Pun senyum tak selamanya pertanda seperti dugaanmu, bahwa aku baik-baik saja.
Atau aku terlalu pandai melipat rasaku, rapih, hanya renjana yang kuwartakan padamu.
Bait-bait ini (masih) harus kueja, kubaca perlahan agar jiwaku memahaminya.
Paragraf-paragraf ini harus keselesaikan untuk banyak jiwa
Ah, "sepiring nasi" yang Engkau jatah untukku untuk kami
Pun, aku harus Engkau beri amanah untuk semua proses ini
Aku yakin Engkau tidak pernah memberi beban melebihi batas kemampuanku
Jika semua ini Engkau percayakan padaku, artinya Engkaulah yang memampukan aku menjalani dan menyelesaikan semua dengan sebaik-baik penyelesaian.
Aku hanya berupaya melakukan yang terbaik bagi semuanya,
Bagiku, bagimu, mereka dan semesta
Lalu hanya berkah dan ridhoMu semata yang kudamba
Tidak ada hal sulit jika Engkau kehendaki mudah
Kadang air mataku memang harus luruh (bahkan kini semakin sering)
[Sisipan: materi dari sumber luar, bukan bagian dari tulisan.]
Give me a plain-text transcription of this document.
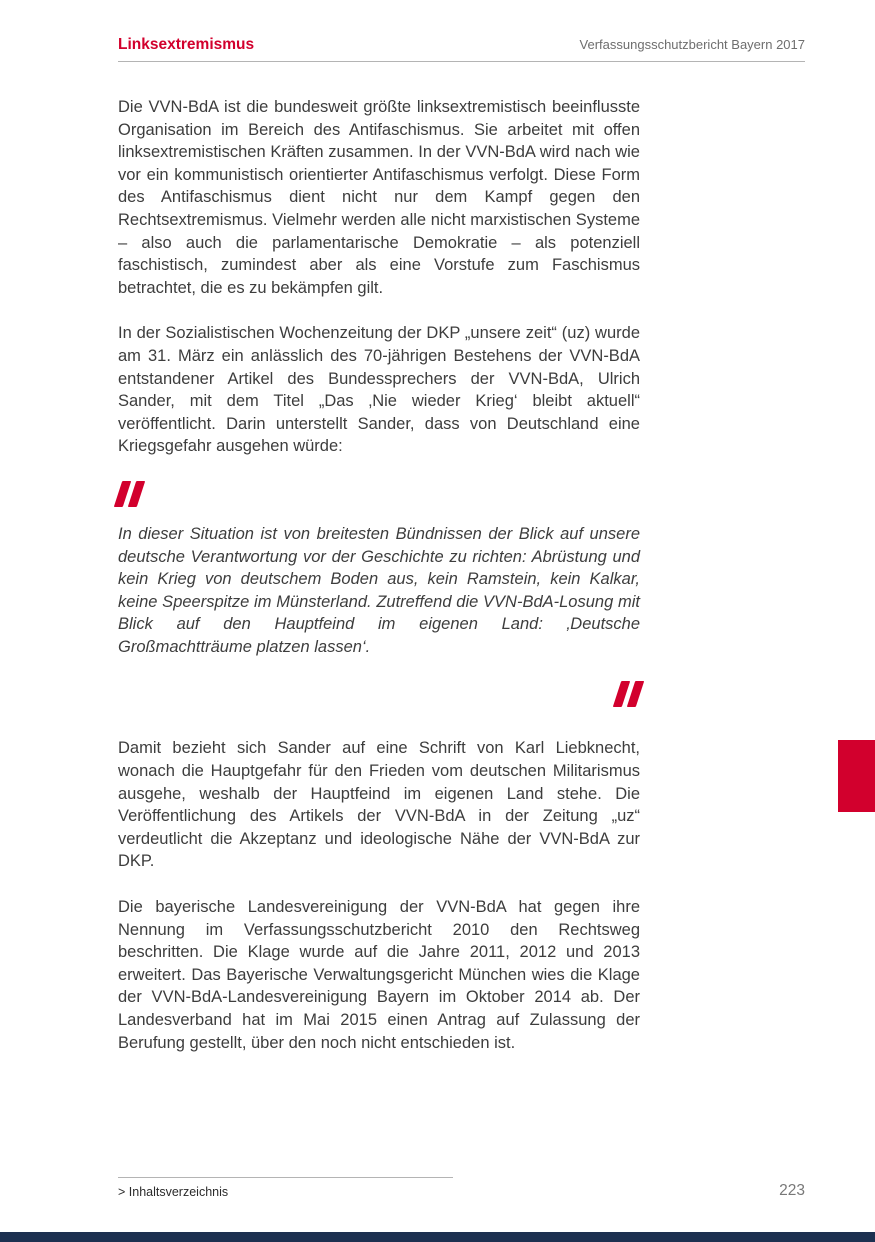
Linksextremismus	Verfassungsschutzbericht Bayern 2017

Die VVN-BdA ist die bundesweit größte linksextremistisch beeinflusste Organisation im Bereich des Antifaschismus. Sie arbeitet mit offen linksextremistischen Kräften zusammen. In der VVN-BdA wird nach wie vor ein kommunistisch orientierter Antifaschismus verfolgt. Diese Form des Antifaschismus dient nicht nur dem Kampf gegen den Rechtsextremismus. Vielmehr werden alle nicht marxistischen Systeme – also auch die parlamentarische Demokratie – als potenziell faschistisch, zumindest aber als eine Vorstufe zum Faschismus betrachtet, die es zu bekämpfen gilt.

In der Sozialistischen Wochenzeitung der DKP „unsere zeit“ (uz) wurde am 31. März ein anlässlich des 70-jährigen Bestehens der VVN-BdA entstandener Artikel des Bundessprechers der VVN-BdA, Ulrich Sander, mit dem Titel „Das ‚Nie wieder Krieg‘ bleibt aktuell“ veröffentlicht. Darin unterstellt Sander, dass von Deutschland eine Kriegsgefahr ausgehen würde:

In dieser Situation ist von breitesten Bündnissen der Blick auf unsere deutsche Verantwortung vor der Geschichte zu richten: Abrüstung und kein Krieg von deutschem Boden aus, kein Ramstein, kein Kalkar, keine Speerspitze im Münsterland. Zutreffend die VVN-BdA-Losung mit Blick auf den Hauptfeind im eigenen Land: ‚Deutsche Großmachtträume platzen lassen‘.

Damit bezieht sich Sander auf eine Schrift von Karl Liebknecht, wonach die Hauptgefahr für den Frieden vom deutschen Militarismus ausgehe, weshalb der Hauptfeind im eigenen Land stehe. Die Veröffentlichung des Artikels der VVN-BdA in der Zeitung „uz“ verdeutlicht die Akzeptanz und ideologische Nähe der VVN-BdA zur DKP.

Die bayerische Landesvereinigung der VVN-BdA hat gegen ihre Nennung im Verfassungsschutzbericht 2010 den Rechtsweg beschritten. Die Klage wurde auf die Jahre 2011, 2012 und 2013 erweitert. Das Bayerische Verwaltungsgericht München wies die Klage der VVN-BdA-Landesvereinigung Bayern im Oktober 2014 ab. Der Landesverband hat im Mai 2015 einen Antrag auf Zulassung der Berufung gestellt, über den noch nicht entschieden ist.

> Inhaltsverzeichnis	223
Ini bukan keluh, atau menyaru rikuh
Ini kesadaranku sebagai hambaMu
Aku tidak pernah tahu di mana dan kapan langkahku berakhir
Aku hanya ingat bahwa harapanku satu
Akhir langkahku dalam ridhoMu saja
Husnul khotimah untuk semua jejak langkahku
Karena itulah kujalani saja titah ini
Aku tahu, dalam perjalanan ini begitu banyak aral
Tak jarang sisi kemanusiaanku 'tergadai' di ruang hampaku yang kosong (tapi) tak kubiarkan melompong
Pun sisi kehambaanku kadang 'kularung' di samudera riuhku yang hening
Bahkan teramat sering hanya bisa sampaikan satu kalimat padaMu
"Aku lelah, ya Allah."
Dimana air mata adalah musik yang mengiringi derai lelahku
Muncul selaksa tanya,
"Mengapa aku yang harus menjalani titah ini?"
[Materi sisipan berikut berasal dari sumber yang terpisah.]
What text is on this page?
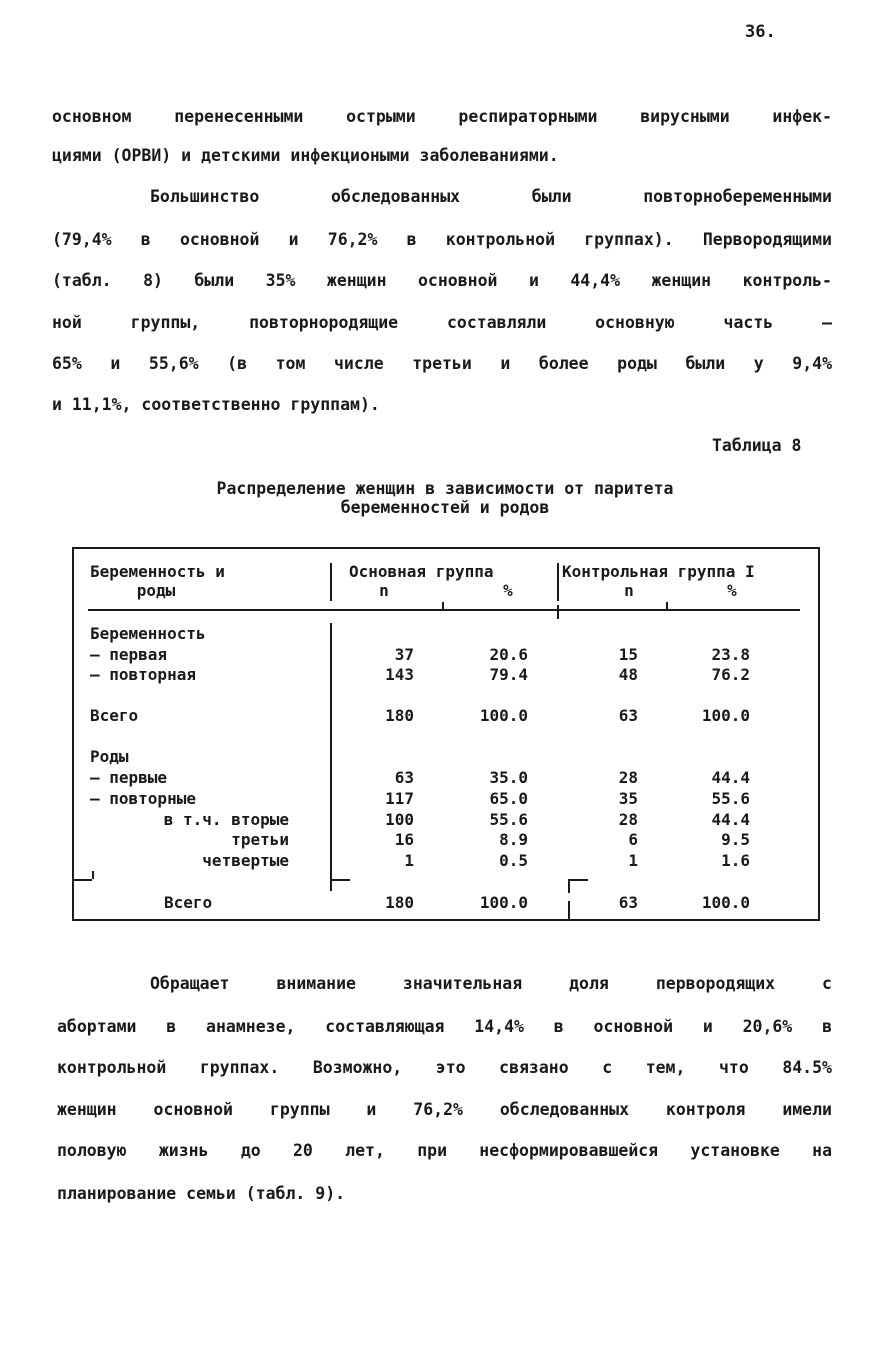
36.
основном перенесенными острыми респираторными вирусными инфек-
циями (ОРВИ) и детскими инфекциоными заболеваниями.
Большинство обследованных были повторнобеременными
(79,4% в основной и 76,2% в контрольной группах). Первородящими
(табл. 8) были 35% женщин основной и 44,4% женщин контроль-
ной группы, повторнородящие составляли основную часть –
65% и 55,6% (в том числе третьи и более роды были у 9,4%
и 11,1%, соответственно группам).
Таблица 8
Распределение женщин в зависимости от паритета
беременностей и родов
Беременность и
роды
Основная группа	Контрольная группа I
n	%	n	%
Беременность
– первая	37	20.6	15	23.8
– повторная	143	79.4	48	76.2
Всего	180	100.0	63	100.0
Роды
– первые	63	35.0	28	44.4
– повторные	117	65.0	35	55.6
в т.ч. вторые	100	55.6	28	44.4
третьи	16	8.9	6	9.5
четвертые	1	0.5	1	1.6
Всего	180	100.0	63	100.0
Обращает внимание значительная доля первородящих с
абортами в анамнезе, составляющая 14,4% в основной и 20,6% в
контрольной группах. Возможно, это связано с тем, что 84.5%
женщин основной группы и 76,2% обследованных контроля имели
половую жизнь до 20 лет, при несформировавшейся установке на
планирование семьи (табл. 9).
Lalu fisikku akan memilih mengikuti rasaku, bagai genderang bertalu pada sebuah asa yang terpacu
Terkapar
Tanpa daya
Sakit yang tak kurasakan sakitnya.
Malam-malam menjadi lebih panjang dengan banyak lukisan
Lukisan yang kadang membuatku enggan tenggelam dalam zona Frequency Modulation
Walau akhirnya aku memang memilih tersungkur di zona deltaku yang anggun.
Lalu...
Maaf, jika kau tak melihatku 'seperti yang dulu'
Wahai Maha Cintaku
Terimakasih untuk semua proses ini
Ampuni aku, berkali bilang 'menyerah'
Lalu Engkau dekap aku dengan bentuk cintaMu yang tak biasa
Lewat sepotong hati lain yang mampu rekahkan kembali senyumku
"Start from finish"
Aku serahkan padaMu, aku berproses, menjalani, berusaha melakukan yang terbaik sebagai manusia dan hambaMu.

Tuhan, aku berlindung kepadaMu dari kejahatan makhluk-makhlukMu dan kejahatan orang-orang yang mencintaiku.
Allaahumma arinal haqqo, haqqoo. Warzuqnattibaa'ah.
Wa-arinal baathila, baathilaa. Warzuqnajtinaabah.
Aamiin yaa Rabb...

Taman Hatiku, 8 Juli 2020

Jazilah...wherever you go, there you are.